Chefs de cozinha prometem revolucionar a indústria de alimentos

Consumo consciente, sustentabilidade, alimentação saudável e “do campo à mesa” são algumas das máximas que orbitam os desejos do consumidor quando o tema é o cuidado com a sua alimentação. Mas esses mesmos consumidores sentem-se perdidos e pressionados ao fazer suas escolhas. E, ano a ano, crescem os números de sobrepeso e obesidade no Brasil. Segundo a ABESO, 55,7% da população brasileira está acima do peso ideal.

Chefs de cozinha seguem cada vez mais indignados, empoderados e atuantes para tentar mudar a alimentação do brasileiro. A figura do artista dá espaço à do empresário que busca sócios, apoio técnico e sua própria capacitação num processo que envolve a profissionalização e diversificação do seu modelo de negócios.

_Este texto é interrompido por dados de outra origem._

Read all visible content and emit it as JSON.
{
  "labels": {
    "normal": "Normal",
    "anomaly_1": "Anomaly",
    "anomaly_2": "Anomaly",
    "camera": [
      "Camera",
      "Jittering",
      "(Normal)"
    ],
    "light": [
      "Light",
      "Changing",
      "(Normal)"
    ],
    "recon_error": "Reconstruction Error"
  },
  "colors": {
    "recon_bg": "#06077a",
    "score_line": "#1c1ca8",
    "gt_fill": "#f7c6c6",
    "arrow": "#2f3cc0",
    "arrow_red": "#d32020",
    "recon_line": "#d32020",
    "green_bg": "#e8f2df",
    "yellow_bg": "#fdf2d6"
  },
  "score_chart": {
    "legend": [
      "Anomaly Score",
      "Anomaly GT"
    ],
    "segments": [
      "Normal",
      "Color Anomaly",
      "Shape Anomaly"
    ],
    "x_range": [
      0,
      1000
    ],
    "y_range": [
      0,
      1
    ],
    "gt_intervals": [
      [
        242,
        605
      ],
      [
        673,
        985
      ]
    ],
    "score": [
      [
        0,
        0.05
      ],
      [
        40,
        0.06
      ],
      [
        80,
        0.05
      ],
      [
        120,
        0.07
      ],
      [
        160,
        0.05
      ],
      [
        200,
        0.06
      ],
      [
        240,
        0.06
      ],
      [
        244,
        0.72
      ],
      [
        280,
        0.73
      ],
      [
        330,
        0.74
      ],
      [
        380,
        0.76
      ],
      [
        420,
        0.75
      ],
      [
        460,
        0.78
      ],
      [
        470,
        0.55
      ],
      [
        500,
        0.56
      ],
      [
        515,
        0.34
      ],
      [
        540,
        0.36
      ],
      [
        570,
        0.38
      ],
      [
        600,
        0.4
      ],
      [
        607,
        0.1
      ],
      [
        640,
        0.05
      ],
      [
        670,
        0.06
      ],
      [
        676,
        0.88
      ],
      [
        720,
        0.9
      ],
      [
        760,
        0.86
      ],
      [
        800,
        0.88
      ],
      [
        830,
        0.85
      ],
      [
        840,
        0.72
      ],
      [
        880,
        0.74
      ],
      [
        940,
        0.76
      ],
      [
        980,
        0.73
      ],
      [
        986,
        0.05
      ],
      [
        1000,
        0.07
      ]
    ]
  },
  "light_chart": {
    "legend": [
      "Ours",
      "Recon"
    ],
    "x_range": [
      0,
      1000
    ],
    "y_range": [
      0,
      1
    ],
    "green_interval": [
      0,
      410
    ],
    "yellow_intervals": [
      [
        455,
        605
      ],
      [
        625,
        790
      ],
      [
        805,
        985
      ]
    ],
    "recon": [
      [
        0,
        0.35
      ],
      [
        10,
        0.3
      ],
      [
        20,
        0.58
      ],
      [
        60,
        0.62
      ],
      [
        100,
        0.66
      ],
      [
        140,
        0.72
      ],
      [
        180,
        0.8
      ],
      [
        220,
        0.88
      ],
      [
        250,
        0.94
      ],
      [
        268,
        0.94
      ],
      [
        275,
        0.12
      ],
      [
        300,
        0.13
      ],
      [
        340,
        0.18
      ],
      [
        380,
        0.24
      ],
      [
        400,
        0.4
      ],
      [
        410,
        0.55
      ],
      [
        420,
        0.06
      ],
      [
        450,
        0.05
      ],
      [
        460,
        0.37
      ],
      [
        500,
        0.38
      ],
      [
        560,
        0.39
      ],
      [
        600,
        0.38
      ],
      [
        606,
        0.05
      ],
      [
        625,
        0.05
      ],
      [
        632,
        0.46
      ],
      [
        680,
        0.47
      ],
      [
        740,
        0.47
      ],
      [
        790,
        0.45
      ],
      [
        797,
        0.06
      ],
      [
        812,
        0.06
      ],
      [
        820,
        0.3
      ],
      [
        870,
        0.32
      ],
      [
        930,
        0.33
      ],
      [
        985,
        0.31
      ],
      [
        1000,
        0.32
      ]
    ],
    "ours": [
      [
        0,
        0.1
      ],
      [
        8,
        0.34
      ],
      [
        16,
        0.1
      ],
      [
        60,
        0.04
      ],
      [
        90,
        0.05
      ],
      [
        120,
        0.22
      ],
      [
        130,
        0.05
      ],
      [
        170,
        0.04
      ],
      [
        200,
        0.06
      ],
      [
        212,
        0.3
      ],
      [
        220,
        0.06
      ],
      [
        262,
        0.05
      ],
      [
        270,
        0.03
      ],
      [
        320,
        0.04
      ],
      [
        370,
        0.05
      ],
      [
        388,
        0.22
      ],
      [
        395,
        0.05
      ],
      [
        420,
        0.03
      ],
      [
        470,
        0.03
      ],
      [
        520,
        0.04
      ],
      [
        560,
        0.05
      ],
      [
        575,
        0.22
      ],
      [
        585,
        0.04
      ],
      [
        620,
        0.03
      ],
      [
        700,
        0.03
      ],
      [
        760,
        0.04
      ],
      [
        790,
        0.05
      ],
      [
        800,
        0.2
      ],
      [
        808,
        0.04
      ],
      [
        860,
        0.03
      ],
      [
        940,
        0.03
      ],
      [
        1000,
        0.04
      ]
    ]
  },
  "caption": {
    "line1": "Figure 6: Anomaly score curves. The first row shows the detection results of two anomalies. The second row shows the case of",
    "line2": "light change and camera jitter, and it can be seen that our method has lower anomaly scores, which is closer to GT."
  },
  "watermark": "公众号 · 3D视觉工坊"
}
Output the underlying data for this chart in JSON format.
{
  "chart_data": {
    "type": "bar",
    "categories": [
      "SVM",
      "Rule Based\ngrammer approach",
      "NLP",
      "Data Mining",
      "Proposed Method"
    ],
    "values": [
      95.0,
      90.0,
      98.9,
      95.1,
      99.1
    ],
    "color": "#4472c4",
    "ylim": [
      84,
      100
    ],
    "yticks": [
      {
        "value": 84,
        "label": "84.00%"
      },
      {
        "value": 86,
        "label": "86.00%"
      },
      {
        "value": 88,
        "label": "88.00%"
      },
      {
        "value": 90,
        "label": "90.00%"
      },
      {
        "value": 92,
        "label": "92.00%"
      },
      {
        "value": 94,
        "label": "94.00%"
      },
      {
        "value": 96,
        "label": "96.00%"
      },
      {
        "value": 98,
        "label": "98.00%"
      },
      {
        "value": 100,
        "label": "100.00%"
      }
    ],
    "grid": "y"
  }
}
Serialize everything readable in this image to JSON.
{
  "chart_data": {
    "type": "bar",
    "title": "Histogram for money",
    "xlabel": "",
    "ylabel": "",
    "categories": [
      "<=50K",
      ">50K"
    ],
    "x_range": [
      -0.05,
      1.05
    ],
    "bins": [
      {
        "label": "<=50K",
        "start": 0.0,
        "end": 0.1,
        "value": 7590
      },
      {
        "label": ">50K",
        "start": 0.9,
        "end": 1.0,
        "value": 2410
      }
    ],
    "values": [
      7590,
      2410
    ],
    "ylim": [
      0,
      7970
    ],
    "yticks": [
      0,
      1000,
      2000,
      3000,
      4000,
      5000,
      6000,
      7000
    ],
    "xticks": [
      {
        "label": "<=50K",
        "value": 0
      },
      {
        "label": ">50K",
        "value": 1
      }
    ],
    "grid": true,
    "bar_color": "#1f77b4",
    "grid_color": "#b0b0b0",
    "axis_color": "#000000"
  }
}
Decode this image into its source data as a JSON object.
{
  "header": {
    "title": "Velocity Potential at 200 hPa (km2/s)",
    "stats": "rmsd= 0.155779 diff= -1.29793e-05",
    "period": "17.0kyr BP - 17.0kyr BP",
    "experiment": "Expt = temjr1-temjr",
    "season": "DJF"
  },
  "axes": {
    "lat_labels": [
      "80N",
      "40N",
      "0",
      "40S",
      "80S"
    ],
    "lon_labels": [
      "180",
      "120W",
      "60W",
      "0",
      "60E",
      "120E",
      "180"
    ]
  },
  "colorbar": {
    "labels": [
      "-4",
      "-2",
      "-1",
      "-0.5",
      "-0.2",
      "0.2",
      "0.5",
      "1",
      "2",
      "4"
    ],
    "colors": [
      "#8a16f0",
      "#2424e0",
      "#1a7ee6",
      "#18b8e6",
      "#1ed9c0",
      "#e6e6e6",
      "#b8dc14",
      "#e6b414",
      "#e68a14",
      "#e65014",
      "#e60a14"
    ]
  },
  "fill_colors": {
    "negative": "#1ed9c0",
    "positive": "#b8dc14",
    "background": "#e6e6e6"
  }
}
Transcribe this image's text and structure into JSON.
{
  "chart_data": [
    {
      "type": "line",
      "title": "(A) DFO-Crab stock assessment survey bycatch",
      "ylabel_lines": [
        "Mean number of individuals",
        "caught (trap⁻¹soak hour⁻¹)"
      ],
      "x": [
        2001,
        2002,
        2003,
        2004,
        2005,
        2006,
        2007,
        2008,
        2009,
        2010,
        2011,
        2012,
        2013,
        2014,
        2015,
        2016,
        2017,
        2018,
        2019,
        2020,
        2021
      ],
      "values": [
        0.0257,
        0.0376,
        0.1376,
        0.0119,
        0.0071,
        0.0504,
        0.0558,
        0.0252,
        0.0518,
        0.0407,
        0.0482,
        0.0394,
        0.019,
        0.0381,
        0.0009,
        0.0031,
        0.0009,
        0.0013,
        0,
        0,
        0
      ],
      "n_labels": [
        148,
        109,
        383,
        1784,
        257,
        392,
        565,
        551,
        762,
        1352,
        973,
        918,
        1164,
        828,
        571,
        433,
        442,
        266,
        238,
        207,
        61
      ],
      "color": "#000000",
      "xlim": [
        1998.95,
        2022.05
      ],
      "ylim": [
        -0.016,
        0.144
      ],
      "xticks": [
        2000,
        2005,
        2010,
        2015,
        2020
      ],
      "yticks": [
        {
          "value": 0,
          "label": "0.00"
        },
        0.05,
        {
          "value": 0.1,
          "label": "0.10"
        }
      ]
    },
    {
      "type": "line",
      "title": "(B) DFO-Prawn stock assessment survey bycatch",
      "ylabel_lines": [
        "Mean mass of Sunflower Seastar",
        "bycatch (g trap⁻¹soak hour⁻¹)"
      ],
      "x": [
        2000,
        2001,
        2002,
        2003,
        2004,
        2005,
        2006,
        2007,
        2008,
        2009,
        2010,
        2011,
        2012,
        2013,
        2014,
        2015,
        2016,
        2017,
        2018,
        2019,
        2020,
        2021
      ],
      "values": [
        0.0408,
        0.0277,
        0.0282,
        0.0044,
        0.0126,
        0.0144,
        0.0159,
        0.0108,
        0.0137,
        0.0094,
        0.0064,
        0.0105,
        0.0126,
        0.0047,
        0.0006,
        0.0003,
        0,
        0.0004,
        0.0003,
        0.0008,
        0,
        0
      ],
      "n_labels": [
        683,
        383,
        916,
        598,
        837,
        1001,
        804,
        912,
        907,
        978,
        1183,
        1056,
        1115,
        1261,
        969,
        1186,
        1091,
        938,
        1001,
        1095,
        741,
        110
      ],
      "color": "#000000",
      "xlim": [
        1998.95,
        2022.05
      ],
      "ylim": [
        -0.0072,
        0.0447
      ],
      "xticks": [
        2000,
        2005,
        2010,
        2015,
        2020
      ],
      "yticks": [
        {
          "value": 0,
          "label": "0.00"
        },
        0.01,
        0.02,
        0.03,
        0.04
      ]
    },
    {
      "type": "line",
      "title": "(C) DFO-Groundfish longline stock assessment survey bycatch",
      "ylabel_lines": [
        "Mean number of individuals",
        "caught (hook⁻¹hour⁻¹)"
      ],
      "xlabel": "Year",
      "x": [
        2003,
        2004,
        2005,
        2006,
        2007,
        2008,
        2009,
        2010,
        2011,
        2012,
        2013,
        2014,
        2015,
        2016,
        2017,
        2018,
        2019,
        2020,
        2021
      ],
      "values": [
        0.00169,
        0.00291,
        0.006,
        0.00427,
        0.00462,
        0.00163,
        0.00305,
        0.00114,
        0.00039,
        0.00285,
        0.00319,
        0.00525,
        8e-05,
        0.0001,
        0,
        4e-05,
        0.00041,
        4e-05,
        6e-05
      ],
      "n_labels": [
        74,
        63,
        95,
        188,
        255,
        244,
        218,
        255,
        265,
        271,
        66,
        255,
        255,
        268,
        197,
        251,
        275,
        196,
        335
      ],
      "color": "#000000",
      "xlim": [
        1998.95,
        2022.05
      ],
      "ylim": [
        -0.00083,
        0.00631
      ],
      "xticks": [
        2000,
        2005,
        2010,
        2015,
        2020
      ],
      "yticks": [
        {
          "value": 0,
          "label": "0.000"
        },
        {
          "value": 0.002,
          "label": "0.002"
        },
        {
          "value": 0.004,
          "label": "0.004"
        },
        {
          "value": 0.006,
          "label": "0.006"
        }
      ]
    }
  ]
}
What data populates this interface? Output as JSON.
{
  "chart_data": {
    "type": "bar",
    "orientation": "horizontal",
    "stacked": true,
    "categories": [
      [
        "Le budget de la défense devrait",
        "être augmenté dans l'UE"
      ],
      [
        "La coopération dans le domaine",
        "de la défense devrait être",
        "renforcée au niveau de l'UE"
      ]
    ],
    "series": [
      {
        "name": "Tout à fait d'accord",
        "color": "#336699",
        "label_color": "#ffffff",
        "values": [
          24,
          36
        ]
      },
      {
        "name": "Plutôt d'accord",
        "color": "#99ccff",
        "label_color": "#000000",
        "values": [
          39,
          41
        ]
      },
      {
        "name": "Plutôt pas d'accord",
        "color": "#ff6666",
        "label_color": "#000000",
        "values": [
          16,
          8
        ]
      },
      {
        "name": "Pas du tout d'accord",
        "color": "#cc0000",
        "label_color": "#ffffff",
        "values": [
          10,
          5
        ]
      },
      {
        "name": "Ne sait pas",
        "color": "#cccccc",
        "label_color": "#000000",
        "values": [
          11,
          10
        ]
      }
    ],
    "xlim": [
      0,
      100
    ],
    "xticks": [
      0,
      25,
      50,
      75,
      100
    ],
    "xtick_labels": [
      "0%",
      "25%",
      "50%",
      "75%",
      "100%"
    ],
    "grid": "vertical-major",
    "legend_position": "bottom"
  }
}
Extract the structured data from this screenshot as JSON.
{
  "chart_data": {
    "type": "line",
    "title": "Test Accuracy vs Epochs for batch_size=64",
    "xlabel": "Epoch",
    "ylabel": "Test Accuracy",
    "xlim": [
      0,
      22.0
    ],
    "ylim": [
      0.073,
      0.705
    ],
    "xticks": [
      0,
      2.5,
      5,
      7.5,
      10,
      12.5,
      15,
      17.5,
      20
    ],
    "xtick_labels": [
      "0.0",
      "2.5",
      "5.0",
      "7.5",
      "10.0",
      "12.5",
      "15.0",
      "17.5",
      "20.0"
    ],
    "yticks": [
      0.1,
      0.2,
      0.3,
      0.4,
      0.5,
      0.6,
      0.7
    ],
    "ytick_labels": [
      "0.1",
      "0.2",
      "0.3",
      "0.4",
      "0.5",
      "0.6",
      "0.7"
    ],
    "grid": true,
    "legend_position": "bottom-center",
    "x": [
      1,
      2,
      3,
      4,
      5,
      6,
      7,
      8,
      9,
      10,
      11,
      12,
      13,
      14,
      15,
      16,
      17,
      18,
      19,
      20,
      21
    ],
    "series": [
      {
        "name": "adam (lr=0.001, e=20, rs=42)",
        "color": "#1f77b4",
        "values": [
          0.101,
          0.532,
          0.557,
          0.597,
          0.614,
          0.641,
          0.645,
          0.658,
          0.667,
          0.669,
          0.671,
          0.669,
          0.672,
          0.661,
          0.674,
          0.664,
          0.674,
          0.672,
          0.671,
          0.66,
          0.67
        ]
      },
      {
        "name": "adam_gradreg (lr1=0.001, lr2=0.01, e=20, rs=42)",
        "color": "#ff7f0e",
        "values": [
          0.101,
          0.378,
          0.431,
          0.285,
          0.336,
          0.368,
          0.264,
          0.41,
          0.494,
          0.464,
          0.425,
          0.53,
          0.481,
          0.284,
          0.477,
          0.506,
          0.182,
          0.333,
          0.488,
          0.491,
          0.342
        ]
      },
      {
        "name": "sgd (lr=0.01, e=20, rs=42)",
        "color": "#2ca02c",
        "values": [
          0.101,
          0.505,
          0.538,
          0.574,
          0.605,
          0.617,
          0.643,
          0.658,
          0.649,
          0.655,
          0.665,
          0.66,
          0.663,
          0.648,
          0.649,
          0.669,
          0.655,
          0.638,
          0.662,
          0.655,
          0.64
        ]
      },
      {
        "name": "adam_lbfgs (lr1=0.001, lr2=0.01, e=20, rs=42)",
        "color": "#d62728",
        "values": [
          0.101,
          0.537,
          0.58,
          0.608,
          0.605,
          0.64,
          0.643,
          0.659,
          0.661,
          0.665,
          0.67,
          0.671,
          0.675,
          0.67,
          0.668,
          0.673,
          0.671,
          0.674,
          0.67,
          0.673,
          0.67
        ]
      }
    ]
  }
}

Esse movimento está levando os chefs a invadirem espaços da indústria, não somente com pequenos empórios ou delis, mas também no e-commerce e em gôndolas do varejo. Não, eles não são personagens de rótulos. São protagonistas! Iniciam a produção dentro das suas cozinhas, apoiam-se em nutricionistas do seu time ou consultores externos para assegurar o atendimento às normas técnicas e seguem lançando sobremesas, conservas, queijos, linhas de congelados, azeites temperados, produtos veganos e muito mais.

Um caso recente, amplamente divulgado, é o do La Guapa, cujo destaque são as empanadas. O empreendimento foi criado pela chef Paola Carossela, que divide a gestão com o empresário Benny Goldenberg. A produção começou pequena e segue com expansão em formato de loja, já com dez unidades inauguradas. Para ganhar eficiência, foi criada uma central de produção liderada pelo time da chef. As empanadas custam para o consumidor final R$ 8,30, portanto, extremamente acessíveis quando comparadas aos salgados tradicionais. Ainda não estão nas gôndolas do varejo, mas o produto está totalmente pronto caso desejem fazê-lo.

São inúmeros os exemplos a citar: Renato Caleffi, Telma Shiraishi, Rodrigo Oliveira, Alex Atala, Bel Coelho, Claude Troisgros, entre outros, cada um em um estágio diferente no lançamento de soluções prontas para o consumidor, mas todos sinalizando que pretendem democratizar o acesso à boa comida no Brasil. Até porque os mais afetados pelo excesso de peso na atualidade são pessoas das classes C e D, por consumirem em excesso alimentos ultraprocessados.

A indústria de alimentos deve se preocupar? Certamente a resposta é sim.

Dia 7 de outubro, foi aprovada pela Agência Nacional de Vigilância Sanitária (Anvisa) um novo modelo de rotulagem que alertará os consumidores sobre açúcar adicionado, gordura saturada e sódio, os vilões da saúde (doenças crônico-degenerativas) e da longevidade. A lei se aplica a praticamente todos os alimentos embalados e, a partir da publicação, as empresas terão 24 meses para se enquadrar nela.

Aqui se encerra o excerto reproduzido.